For the destruction of Lidice, the movie deployed convincing replica Tiger tanks, built on the T-34 chassis. Historic film footage from the destruction is inter-cut with new film footage shot by Gilbert.

===Post production===
Gilbert considered it a "good film" but felt it came along "fifteen years too late... there was nothing in it for people to relate to." However, the film impressed Albert Broccoli and prompted the producer to hire Gilbert to direct The Spy Who Loved Me.

==Music==
David Hentschel composed the score on an ARP synthesizer and the orchestra was conducted by Harry Rabinowitz.

==Critical reception==
Colin Bennett of Australia's The Age newspaper wrote that while the latter part of the film was "very moving", this only compensated for the "quiet drabness" earlier in the film. He believed the film had authenticity and the acting was mostly understated, suggesting that British actors Andrews and Shaw eclipsed Bottoms, who was promoted as the star of the film. Film critic Tony Sloman described the film as a "grimly exciting war drama", describing Andrews as "excellent" in his role as a Czech patriot. Writing for The Baltimore Sun, R. H. Gardner was critical of the film's omission of historical context and felt the film lacked "the punch a chronicle of such a tragic and heroic event should have".

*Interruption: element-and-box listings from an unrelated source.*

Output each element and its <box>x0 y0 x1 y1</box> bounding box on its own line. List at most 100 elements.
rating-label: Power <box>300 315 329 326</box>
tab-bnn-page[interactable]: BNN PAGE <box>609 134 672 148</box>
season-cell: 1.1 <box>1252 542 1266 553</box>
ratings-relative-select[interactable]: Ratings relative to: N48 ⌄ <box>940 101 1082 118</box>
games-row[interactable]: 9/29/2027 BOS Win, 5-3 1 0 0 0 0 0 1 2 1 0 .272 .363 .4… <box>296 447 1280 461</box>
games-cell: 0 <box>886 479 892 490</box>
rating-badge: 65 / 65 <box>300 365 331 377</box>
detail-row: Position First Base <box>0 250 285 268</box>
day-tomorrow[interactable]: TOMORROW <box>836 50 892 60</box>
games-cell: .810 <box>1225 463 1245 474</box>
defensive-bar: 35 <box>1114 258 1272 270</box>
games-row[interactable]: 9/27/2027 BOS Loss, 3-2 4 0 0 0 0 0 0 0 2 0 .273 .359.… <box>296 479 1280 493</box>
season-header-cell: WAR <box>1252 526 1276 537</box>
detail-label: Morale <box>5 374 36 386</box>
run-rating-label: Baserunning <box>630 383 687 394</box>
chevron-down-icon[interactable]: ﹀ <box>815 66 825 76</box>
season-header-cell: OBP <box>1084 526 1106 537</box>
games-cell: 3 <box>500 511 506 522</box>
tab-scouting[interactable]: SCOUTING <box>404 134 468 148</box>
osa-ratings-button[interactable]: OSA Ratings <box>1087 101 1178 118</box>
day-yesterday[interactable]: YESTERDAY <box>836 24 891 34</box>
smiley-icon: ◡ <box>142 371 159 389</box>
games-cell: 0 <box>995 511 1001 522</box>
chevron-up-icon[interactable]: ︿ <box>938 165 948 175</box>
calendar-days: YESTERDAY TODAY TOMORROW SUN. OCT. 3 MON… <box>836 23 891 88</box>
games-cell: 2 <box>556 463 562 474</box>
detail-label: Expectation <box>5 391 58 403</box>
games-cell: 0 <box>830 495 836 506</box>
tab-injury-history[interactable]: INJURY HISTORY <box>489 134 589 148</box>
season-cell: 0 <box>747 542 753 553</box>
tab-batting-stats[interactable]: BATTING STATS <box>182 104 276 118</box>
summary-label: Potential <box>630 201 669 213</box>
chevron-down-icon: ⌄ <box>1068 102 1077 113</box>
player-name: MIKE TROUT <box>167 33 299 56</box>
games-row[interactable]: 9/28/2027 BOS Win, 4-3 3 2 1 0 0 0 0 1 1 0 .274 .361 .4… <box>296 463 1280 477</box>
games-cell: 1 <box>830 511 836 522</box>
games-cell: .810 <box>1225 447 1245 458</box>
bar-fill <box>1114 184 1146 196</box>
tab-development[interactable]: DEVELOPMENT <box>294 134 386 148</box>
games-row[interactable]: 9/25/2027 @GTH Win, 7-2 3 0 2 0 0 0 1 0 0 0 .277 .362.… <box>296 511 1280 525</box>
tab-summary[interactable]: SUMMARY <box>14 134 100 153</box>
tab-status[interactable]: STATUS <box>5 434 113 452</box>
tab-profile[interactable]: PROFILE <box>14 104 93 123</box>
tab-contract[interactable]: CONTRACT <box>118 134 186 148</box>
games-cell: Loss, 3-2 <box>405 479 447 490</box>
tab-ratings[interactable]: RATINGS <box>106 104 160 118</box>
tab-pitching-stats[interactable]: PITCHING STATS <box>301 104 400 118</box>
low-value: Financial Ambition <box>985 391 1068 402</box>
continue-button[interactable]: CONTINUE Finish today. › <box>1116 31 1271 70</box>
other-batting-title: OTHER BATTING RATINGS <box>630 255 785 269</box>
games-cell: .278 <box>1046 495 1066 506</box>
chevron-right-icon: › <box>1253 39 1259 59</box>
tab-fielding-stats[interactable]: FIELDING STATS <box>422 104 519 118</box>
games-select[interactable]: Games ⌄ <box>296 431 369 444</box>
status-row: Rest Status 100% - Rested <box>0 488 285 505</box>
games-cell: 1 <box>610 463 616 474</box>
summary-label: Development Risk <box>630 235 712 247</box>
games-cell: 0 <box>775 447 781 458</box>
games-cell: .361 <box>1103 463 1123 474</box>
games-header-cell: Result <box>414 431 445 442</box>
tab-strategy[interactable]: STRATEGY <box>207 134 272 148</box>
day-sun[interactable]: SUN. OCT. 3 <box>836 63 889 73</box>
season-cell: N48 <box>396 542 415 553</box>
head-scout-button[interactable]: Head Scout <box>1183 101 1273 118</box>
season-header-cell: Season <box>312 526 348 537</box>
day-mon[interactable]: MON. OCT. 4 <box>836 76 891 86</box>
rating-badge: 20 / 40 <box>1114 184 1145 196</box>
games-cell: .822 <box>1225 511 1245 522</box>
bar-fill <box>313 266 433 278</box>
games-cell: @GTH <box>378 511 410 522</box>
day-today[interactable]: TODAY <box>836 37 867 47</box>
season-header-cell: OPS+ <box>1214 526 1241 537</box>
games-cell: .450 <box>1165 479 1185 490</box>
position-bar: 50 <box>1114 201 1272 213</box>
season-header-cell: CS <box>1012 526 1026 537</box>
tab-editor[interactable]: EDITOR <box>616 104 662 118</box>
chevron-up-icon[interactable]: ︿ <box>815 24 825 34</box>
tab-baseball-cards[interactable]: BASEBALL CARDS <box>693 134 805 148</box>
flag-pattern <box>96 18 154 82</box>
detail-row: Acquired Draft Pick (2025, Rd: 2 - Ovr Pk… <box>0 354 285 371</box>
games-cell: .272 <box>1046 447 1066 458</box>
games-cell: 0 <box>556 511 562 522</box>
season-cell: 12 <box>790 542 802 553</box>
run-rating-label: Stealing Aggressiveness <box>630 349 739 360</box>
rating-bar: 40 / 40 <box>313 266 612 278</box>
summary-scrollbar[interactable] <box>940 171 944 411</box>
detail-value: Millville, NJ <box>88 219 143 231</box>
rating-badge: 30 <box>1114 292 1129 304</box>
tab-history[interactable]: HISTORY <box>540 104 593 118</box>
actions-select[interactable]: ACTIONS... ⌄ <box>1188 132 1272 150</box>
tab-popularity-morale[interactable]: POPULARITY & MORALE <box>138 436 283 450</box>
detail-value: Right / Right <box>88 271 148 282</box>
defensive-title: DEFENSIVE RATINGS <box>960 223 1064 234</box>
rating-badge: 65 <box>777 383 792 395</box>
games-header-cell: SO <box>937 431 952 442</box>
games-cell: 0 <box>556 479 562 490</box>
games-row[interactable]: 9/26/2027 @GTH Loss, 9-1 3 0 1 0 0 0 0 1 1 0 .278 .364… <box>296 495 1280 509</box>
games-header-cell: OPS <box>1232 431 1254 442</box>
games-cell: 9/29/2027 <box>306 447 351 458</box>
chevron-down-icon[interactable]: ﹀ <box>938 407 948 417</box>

==Historical inaccuracies==
While the film remains broadly true to the facts of the operation, critics have highlighted some inaccuracies and omissions. The circumstances leading up to the assassination of Heydrich were largely ignored, with the implication that the operation was primarily an effort to remove a man who may have been the successor to Adolf Hitler, yet Heydrich was not considered second to Hitler within the Nazi party. While the film portrays the British Special Operations Executive as being responsible for the operation, in reality they had little involvement, as it was primarily the Czechoslovak government-in-exile that organised the operation. The operation was considered a necessity by Winston Churchill in an effort to raise Allied morale, despite the expectation of German retribution. The film failed to emphasize this facet or the involvement of those whose actions ultimately resulted in the Nazi destruction of Lidice.

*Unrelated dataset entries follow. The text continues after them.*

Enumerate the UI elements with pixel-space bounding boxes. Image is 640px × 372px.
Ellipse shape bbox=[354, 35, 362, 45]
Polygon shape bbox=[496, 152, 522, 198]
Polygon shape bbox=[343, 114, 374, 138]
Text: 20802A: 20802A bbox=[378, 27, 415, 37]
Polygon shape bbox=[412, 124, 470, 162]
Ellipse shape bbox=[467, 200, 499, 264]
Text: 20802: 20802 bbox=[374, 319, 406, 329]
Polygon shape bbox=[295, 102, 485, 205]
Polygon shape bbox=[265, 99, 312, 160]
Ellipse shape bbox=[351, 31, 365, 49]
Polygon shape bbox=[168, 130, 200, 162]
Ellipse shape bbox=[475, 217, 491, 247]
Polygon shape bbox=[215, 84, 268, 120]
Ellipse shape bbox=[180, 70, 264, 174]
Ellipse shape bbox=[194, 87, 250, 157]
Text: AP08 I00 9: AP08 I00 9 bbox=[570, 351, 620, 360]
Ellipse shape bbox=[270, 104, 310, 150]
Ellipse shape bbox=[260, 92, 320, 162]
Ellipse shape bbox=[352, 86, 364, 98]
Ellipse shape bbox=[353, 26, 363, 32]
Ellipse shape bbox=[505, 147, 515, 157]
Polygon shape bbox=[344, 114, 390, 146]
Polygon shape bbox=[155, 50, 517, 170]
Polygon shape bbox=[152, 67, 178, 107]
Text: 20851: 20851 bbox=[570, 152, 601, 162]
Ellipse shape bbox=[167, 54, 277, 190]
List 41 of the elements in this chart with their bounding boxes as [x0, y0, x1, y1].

The film does not show that aunt Marie Moravcová commits suicide in the toilet by ingesting a capsule of cyanide. Similarly, Ata was not interrogated in the flat as the film suggests, but was arrested along with his father. After his mother's suicide, he was shown her severed head and warned that his father would be killed if he did not reveal information to the Gestapo. This is not shown in the film.

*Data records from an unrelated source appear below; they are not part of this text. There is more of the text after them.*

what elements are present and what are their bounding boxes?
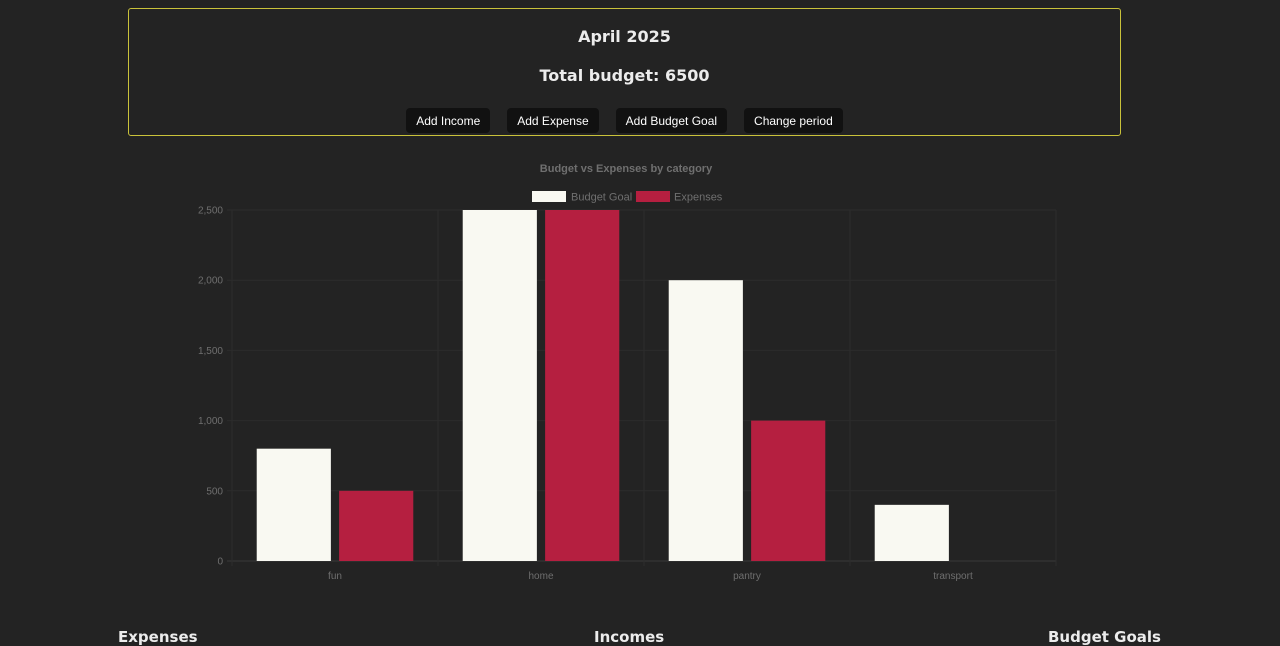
bar-budget-goal-transport <box>874 504 949 561</box>
bar-budget-goal-home <box>462 210 537 561</box>
y-tick-label: 500 <box>206 486 223 497</box>
action-buttons: Add Income Add Expense Add Budget Goal C… <box>129 108 1120 133</box>
x-tick-label: pantry <box>733 571 761 582</box>
bar-budget-goal-pantry <box>668 280 743 561</box>
legend-label-0: Budget Goal <box>571 192 632 204</box>
expenses-heading: Expenses <box>118 628 198 646</box>
legend-swatch-0 <box>532 191 566 202</box>
budget-vs-expenses-chart: Budget vs Expenses by category Budget Goa… <box>198 163 1057 582</box>
x-tick-label: transport <box>933 571 973 582</box>
change-period-button[interactable]: Change period <box>744 108 843 133</box>
budget-summary-panel: April 2025 Total budget: 6500 Add Income… <box>128 8 1121 136</box>
bar-expenses-home <box>545 210 620 561</box>
y-tick-label: 1,500 <box>198 346 223 357</box>
legend-label-1: Expenses <box>674 192 723 204</box>
y-tick-label: 0 <box>217 557 223 568</box>
x-tick-label: home <box>528 571 553 582</box>
legend-swatch-1 <box>636 191 670 202</box>
total-budget: Total budget: 6500 <box>539 66 710 85</box>
y-tick-label: 1,000 <box>198 416 223 427</box>
period-title: April 2025 <box>578 27 671 46</box>
budget-goals-heading: Budget Goals <box>1048 628 1161 646</box>
incomes-heading: Incomes <box>594 628 665 646</box>
bar-expenses-pantry <box>751 420 826 561</box>
y-tick-label: 2,000 <box>198 276 223 287</box>
x-tick-label: fun <box>328 571 342 582</box>
add-income-button[interactable]: Add Income <box>406 108 491 133</box>
y-tick-label: 2,500 <box>198 206 223 217</box>
add-expense-button[interactable]: Add Expense <box>507 108 599 133</box>
bar-budget-goal-fun <box>256 448 331 561</box>
bar-expenses-fun <box>339 490 414 561</box>
add-budget-goal-button[interactable]: Add Budget Goal <box>615 108 728 133</box>
chart-title: Budget vs Expenses by category <box>540 163 713 175</box>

In the film, Sergeant Karel Curda's betrayal made him appear as a "treacherous weakling", though in reality his confession came after an order by Hitler for the execution of 30,000 Czech political prisoners of war.

The finale shows Kubiš and Gabčík sacrificing each other in a flooded crypt, yet in reality, Kubiš was found unconscious in the church by the Nazis and taken to hospital where he was pronounced dead within twenty minutes. Other reports from the time suggested that the Gestapo claimed the paratroopers were captured while hiding and were immediately executed.